Poorer households bought 10.2 percent less junk food, while medium-income households bought 5.8 percent less, according to bar code analyses based of consumer-tracking data. Higher-income shoppers showed no impact at all from the new taxes. The tax applies to processed foods having more than 275 calories per 100 grams of product.

The study did not indicate whether families reduced calorie intake, bought healthier foods or simply switched to cheaper street food — important factors for Mexico, which is plagued with high obesity rates.

The study was conducted by researchers from Mexico’s National Institute of Public Health and the University of North Carolina, Chapel Hill, who said future studies “should explore how these shifts are linked to changes in the nutritional quality of the overall diet.”

Nutritionist Julieta Ponce of the Center for Dietary Orientation said the study’s finding only open the debate on how to substitute empty calories in Mexicans’ diet for better-quality food. For example, the junk food reductions noted in the study could be replaced by eating a single tortilla or a third of a cup of beans.

Ponce said the question is how to return such foods as fresh fruits and vegetables to the average Mexican’s diet on a larger scale.

“Obesity and adverse metabolic effects are also the result of the loss of the traditional diet, not just the consumption of junk food,” Ponce said. “At the moment, Mexico lacks a broader policy on eating well. For the moment, there are just emergency measures to limit the damage.”

The study is in line with a paper released late last year suggesting another Mexican tax on sugary soft-drinks had achieved an average 6 percent reduction in some purchases. That tax is 1 peso ($.05) per liter.

Critics of the fast-food tax have suggested that poorer Mexicans, faced with higher pass-along prices on processed snacks sold by major companies, may simply switch to non-taxed similar foods sold by unlicensed street vendors.

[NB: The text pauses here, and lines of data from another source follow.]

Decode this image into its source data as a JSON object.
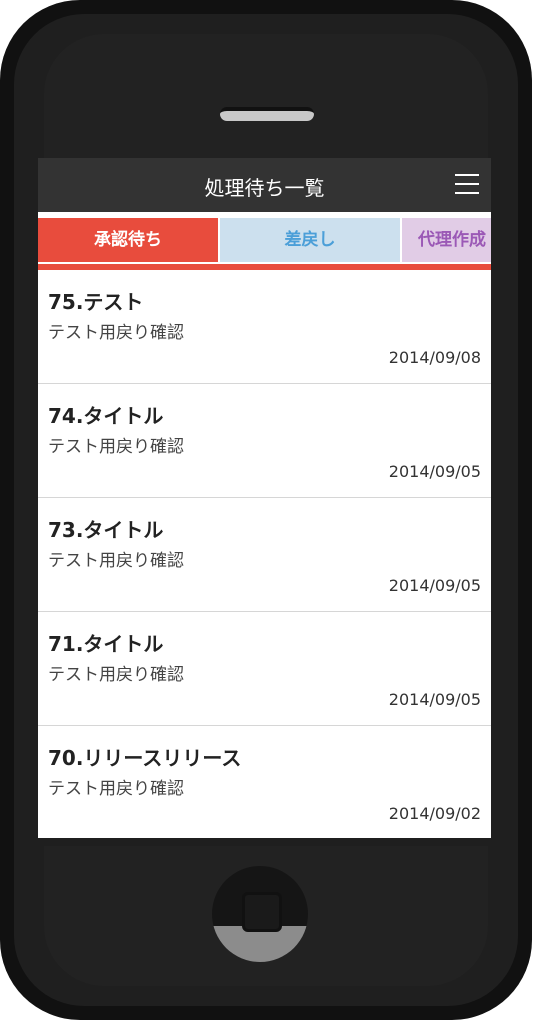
{
  "header": {
    "title": "処理待ち一覧",
    "menu_icon": "hamburger-menu-icon"
  },
  "tabs": [
    {
      "label": "承認待ち",
      "active": true,
      "color": "#e84c3d"
    },
    {
      "label": "差戻し",
      "active": false,
      "color": "#4b9fd8"
    },
    {
      "label": "代理作成",
      "active": false,
      "color": "#9b59b6"
    }
  ],
  "items": [
    {
      "title": "75.テスト",
      "subtitle": "テスト用戻り確認",
      "date": "2014/09/08"
    },
    {
      "title": "74.タイトル",
      "subtitle": "テスト用戻り確認",
      "date": "2014/09/05"
    },
    {
      "title": "73.タイトル",
      "subtitle": "テスト用戻り確認",
      "date": "2014/09/05"
    },
    {
      "title": "71.タイトル",
      "subtitle": "テスト用戻り確認",
      "date": "2014/09/05"
    },
    {
      "title": "70.リリースリリース",
      "subtitle": "テスト用戻り確認",
      "date": "2014/09/02"
    }
  ]
}
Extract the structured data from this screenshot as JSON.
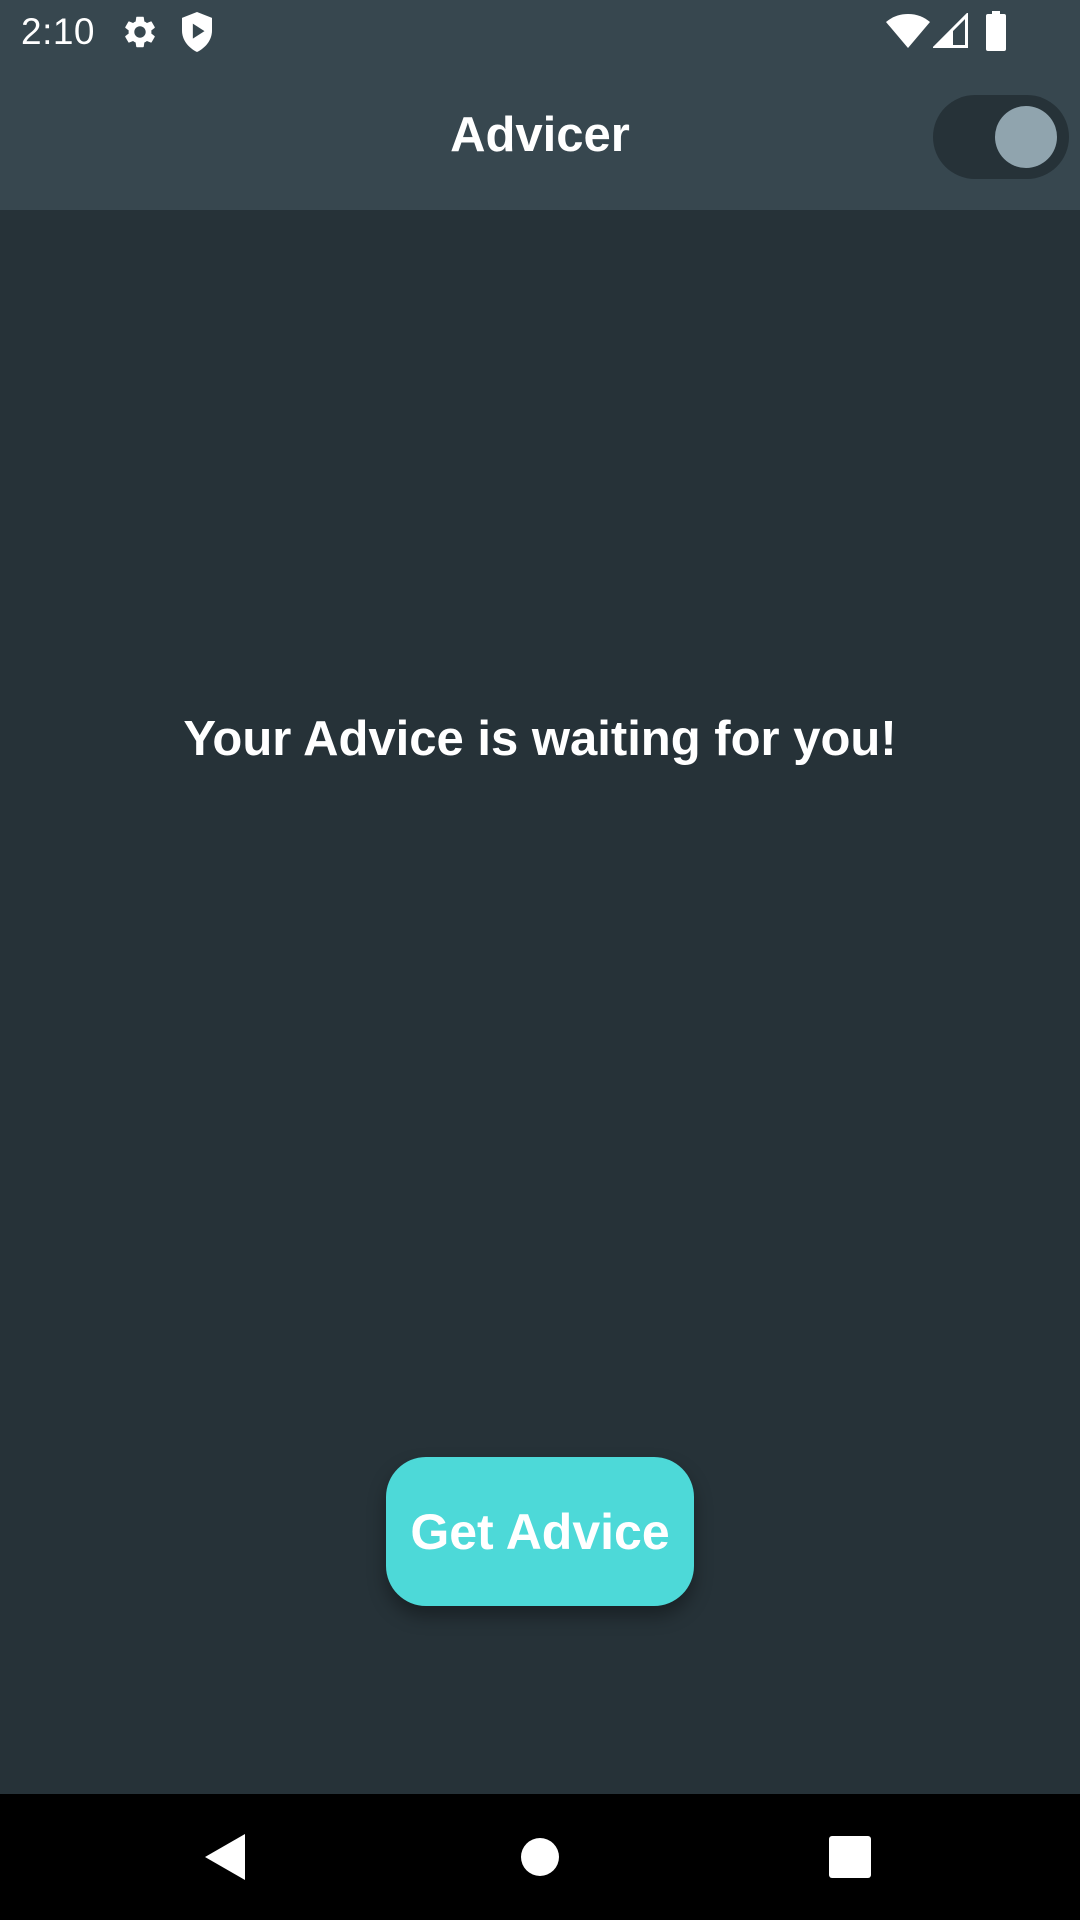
{
  "status_bar": {
    "time": "2:10",
    "icons": [
      "gear-icon",
      "shield-play-icon",
      "wifi-icon",
      "cell-signal-icon",
      "battery-icon"
    ]
  },
  "app_bar": {
    "title": "Advicer",
    "theme_toggle": {
      "on": true
    }
  },
  "main": {
    "advice_text": "Your Advice is waiting for you!",
    "get_advice_label": "Get Advice"
  },
  "nav_bar": {
    "buttons": [
      "back-icon",
      "home-icon",
      "recents-icon"
    ]
  },
  "colors": {
    "background": "#263238",
    "app_bar": "#37474F",
    "accent_button": "#4DD9D8",
    "toggle_thumb": "#90A4AE",
    "text": "#FFFFFF",
    "nav_bar": "#000000"
  }
}
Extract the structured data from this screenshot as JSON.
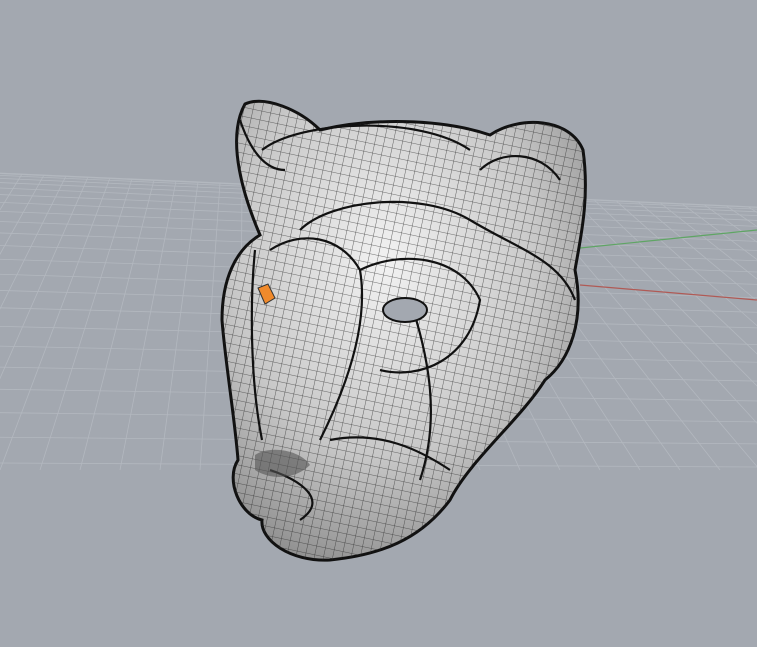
{
  "viewport": {
    "view": "perspective",
    "background_color": "#a3a8b0",
    "grid_color": "#b3b8bf",
    "x_axis_color": "#b05a55",
    "y_axis_color": "#5fa564",
    "model": {
      "subject": "panther-head",
      "display_mode": "shaded-wireframe",
      "surface_color": "#d4d4d4",
      "wire_color": "#1e1e1e",
      "selected_accent": "#f08a2c"
    }
  }
}
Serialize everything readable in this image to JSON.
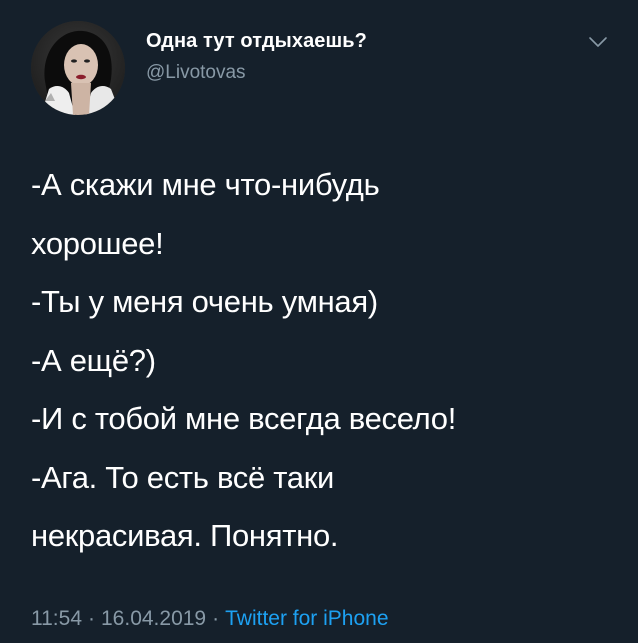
{
  "tweet": {
    "author": {
      "display_name": "Одна тут отдыхаешь?",
      "handle": "@Livotovas",
      "avatar_icon": "user-avatar"
    },
    "menu_icon": "chevron-down-icon",
    "lines": [
      "-А скажи мне что-нибудь",
      "хорошее!",
      "-Ты у меня очень умная)",
      "-А ещё?)",
      "-И с тобой мне всегда весело!",
      "-Ага. То есть всё таки",
      "некрасивая. Понятно."
    ],
    "time": "11:54",
    "separator": "·",
    "date": "16.04.2019",
    "source": "Twitter for iPhone"
  },
  "colors": {
    "background": "#15202b",
    "primary_text": "#ffffff",
    "secondary_text": "#8899a6",
    "link": "#1da1f2"
  }
}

The country’s streets, especially outside schools, parks, bus stops and subway stations, are crowded with vendors selling no-brand or home-made snacks that often have salt, sugar or fat counts as high as name brands.

Even name-brand chips are sometimes made worse at street stands, where vendors will open a bag of chips and douse them in an infinite variety of salty, sugary or spicy sauces.

Supporters of the tax agree that those practices, known as junk food “substitution,” could blunt the gains of tax-induced reductions, but insist they won’t erase the improvements.

“There will be a discussion about ‘substitution,’ but I don’t think any (street) product has the distribution network that these (name-brand) products have,” said Alejandro Calivillo, director of the advocacy group The Power of the Consumer. “There could be substitution in some cases, but I don’t think it would be anything significant.”

Mexico is among the fattest countries in the world. Just under one-third of adults are obese, according to the U.N. Food and Agriculture Organization. Seven out of 10 Mexicans are overweight and the country has surpassed the U.S. in obesity rates, mostly due to a diet of fatty foods and sugary sodas, according to a United Nations report.